Whilst welcoming the announcement, he was concerned that the money should be channelled in the right direction. He said: “Earlier and easier access to psychological therapies is an important and worthwhile aim, but the difficulty with anorexia nervosa is that the physical impact of extreme weight loss results in such a deterioration in cognitive functioning that the sufferer finds it very difficult to benefit from or even use these therapies.
“Expert support and advice around food and meals must take centre stage if we are to stop the serious impact on physical health and wellbeing of not having enough to eat.

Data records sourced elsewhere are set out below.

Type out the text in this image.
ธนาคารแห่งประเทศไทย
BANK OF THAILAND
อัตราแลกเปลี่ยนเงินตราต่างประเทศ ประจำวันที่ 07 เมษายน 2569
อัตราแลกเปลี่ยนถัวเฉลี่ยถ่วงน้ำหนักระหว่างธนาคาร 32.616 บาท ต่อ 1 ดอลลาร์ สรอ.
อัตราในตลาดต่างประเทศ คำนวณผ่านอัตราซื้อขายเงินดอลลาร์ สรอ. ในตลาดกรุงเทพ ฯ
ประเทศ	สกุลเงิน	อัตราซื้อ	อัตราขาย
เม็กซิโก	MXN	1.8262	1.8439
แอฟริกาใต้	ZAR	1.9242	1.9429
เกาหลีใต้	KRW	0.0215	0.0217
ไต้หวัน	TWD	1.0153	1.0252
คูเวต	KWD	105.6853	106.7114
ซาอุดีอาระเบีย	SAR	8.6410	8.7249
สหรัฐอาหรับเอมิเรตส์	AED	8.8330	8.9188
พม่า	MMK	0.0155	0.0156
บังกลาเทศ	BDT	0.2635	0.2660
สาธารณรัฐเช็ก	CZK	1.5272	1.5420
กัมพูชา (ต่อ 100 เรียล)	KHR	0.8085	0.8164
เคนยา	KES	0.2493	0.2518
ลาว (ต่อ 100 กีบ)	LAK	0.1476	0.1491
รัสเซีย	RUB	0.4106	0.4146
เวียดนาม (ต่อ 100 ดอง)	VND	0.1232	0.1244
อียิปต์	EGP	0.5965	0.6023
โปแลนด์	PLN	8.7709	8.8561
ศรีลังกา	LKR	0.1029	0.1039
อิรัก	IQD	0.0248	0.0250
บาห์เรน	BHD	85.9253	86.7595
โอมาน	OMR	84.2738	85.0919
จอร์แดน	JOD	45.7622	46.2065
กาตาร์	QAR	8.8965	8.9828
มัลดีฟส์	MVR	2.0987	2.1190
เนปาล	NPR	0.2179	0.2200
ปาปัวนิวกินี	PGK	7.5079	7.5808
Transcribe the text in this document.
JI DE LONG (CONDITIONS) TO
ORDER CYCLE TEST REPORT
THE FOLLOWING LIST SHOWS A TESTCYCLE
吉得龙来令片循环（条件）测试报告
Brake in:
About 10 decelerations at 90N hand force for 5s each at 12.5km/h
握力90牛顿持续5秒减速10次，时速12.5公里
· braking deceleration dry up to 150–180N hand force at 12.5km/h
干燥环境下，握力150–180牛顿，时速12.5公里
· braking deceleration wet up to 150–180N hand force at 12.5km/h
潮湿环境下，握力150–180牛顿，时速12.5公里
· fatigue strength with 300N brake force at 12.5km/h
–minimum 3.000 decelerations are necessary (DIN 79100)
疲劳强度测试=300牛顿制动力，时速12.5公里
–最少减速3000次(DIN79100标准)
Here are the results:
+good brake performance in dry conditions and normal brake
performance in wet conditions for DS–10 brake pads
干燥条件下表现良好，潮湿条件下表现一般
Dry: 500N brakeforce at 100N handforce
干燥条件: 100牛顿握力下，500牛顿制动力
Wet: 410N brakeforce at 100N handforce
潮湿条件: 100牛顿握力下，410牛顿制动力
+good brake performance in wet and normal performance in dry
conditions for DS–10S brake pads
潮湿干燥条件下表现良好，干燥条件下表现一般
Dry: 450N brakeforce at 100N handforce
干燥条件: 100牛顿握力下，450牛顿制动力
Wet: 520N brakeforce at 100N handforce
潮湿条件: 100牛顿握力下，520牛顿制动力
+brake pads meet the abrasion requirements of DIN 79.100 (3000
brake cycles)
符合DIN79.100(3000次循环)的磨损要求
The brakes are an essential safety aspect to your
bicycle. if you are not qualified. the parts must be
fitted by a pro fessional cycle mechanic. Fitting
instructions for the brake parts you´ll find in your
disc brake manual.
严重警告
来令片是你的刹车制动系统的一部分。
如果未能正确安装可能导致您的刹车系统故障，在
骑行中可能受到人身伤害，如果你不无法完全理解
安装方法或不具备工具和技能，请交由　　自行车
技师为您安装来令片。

“However at present there’s a critical lack of resource in community-based teams – there are just not enough people to go round. Weekly talk therapy is one thing, and being able to address waiting times in this area is important, but providing support to people with a condition and their families at meal times – day in day out – is where resource is distinctly lacking.
“Prevention of eating disorders is extremely difficult and expensive. My concern would be that £150 million over five years is insufficient to make the differences the government targets.”
Recently, the Health Select Committee revealed that child and adolescent mental health services were struggling to cope in many parts of the country due to cuts and frozen budgets along with increasing demand. This has led to teenagers being treated on adult wards or being cared for hundreds of miles from their homes. Mr Clegg said he wants services to be transformed, shifting from expensive institutional care, to targeted community-based care.
Davies added: “Access to expert talk therapy is what makes the long term difference. Extreme weight loss brings about hospitalisation and when this occurs it’s tragic that there are insufficient beds to go round and that children are forced to travel hundreds of miles to receive treatment. This makes it very difficult for families to participate in the regular family therapy that is the treatment of choice in many young cases.
“Perhaps crucial to prevention is psycho-education in schools, for parents, and for GPs to recognise the signs early on. It’s too easy for the first signs of anorexia to be dismissed or go unnoticed, and for concern to be lacking until the condition has become established. By then, talk therapies and community support is often too little, too late.
“What’s encouraging about this announcement is the recognition that children and young people need and deserve to be treated as equals in the quest for adequate mental healthcare funding.”